The Dark Crystal
In the article “After Party” (April/May 2016), writer Mathew Rodriguez tackled the issue of crystal meth and why gay men are still attracted to the highly addictive drug.
Everyone may have a different reason. But I believe that my generation turns to [crystal meth] for different reasons than the twentysomethings. Gay men, especially, deal with powerful emotions around aging: feeling old, undesirable and unwanted. This drug feels like a fountain of youth. We have to show my generation of gay men that they are loved and valued regardless of appearance or body image. Through self-acceptance and community acceptance, we will make a change.
I lost my heart to this euphoria called tina [slang for meth]. I was a divorcé and a virgin to it when I wanted to be popular in the gay scene. I lost 27 years of sobriety to this wonder drug. During my five-year reign of terror, I walked the line of risking my career, housing and HIV status. In the end, I lost friends and three significant others. I’ve been clean two years now, but I still feel heartless. And no matter how much sexual absolution I embrace, I still feel I’m running in those damn poppy fields.
I totally relate to this article. I started [using] meth when I lived in New York City after I found out my fiancé was cheating on me. I turned to Manhunt and met a man who offered me meth. After 10 years of using, I finally got clean over two years via inpatient rehab for eight months. I have HIV and body dysmorphia. Meth and the sex made everything seem OK. I love the healthy gay mentoring concept. Maybe it’s not too late to help in that direction. Recovery is possible!
I’m very lucky to be two and a half years sober from crystal and can totally relate to all the experiences discussed here, including the fact [that] when I decided my life was at rock bottom and needed to turn around, then I abstained from sex for almost two years to stay away from the triggers. The entire five years I was addicted I always told myself I was in control. I look back now and am blessed I had family who didn’t turn away!
In the article “ ‘Burned by the Bern’: Sanders Cancels Meeting With AIDS Advocates” (May 9, 2016), POZ reported the news that Sen. Bernie Sanders once again postponed a May meeting with HIV/AIDS leaders. Secretary Hillary Clinton met with activists on May 12; a new meeting with Sanders was scheduled for May 25.
Obviously, everyone has a right to be disappointed, and what he did could be seen as a dick move, but still, Sanders has been on the right side of history when it comes to AIDS. His PR folks should’ve drafted a letter or something explaining his inability to meet with the AIDS activists, and the controversy really would end there.

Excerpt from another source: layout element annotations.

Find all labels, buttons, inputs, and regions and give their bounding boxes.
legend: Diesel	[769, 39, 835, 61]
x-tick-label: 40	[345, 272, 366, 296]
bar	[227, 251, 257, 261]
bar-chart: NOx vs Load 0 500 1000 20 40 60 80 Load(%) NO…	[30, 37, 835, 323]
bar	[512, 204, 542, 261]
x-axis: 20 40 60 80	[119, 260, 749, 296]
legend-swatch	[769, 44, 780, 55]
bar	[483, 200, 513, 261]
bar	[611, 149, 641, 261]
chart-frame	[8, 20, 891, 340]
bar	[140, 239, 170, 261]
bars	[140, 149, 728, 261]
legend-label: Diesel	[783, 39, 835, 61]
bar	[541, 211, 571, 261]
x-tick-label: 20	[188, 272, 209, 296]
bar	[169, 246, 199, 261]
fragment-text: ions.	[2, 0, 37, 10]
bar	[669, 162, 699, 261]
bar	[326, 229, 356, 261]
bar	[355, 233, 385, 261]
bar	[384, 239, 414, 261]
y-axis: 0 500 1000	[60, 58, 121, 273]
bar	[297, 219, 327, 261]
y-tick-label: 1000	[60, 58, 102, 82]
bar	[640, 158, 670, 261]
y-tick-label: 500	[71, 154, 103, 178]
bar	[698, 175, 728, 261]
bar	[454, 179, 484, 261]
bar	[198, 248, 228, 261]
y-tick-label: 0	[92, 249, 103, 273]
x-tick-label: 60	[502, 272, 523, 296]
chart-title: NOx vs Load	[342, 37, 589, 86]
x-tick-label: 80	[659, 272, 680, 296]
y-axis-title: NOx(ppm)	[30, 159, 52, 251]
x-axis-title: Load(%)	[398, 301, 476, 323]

When Hillary put her foot in her mouth about the history of AIDS [at Nancy Regan’s funeral], I was angry. She apologized and has a great platform for HIV, so I forgave her. If people can be upset at Hillary for her ignorance, then people equally have a right to be upset about Bernie’s actions. Let him draft an appropriate apology and show people he’s serious about HIV. Hold your candidate to the same standards as I hold mine.
We already know where Sanders stands on HIV/AIDS. We know we will have incredible access in his administration. We know that his platforms are in remarkable alignment with what the AIDS movement has wanted for decades—
far better than any major candidate since the start of the epidemic. Bernie is already with us and has always been with us. Free universal health care. An appropriate response to pharmaceutical company price gouging. An end to criminalization. The list goes on and on.
Suckers bought Bernie. I’m glad you learned a lesson and dodged a real Bern. He knows nothing about HIV. He knows he won’t be the nominee.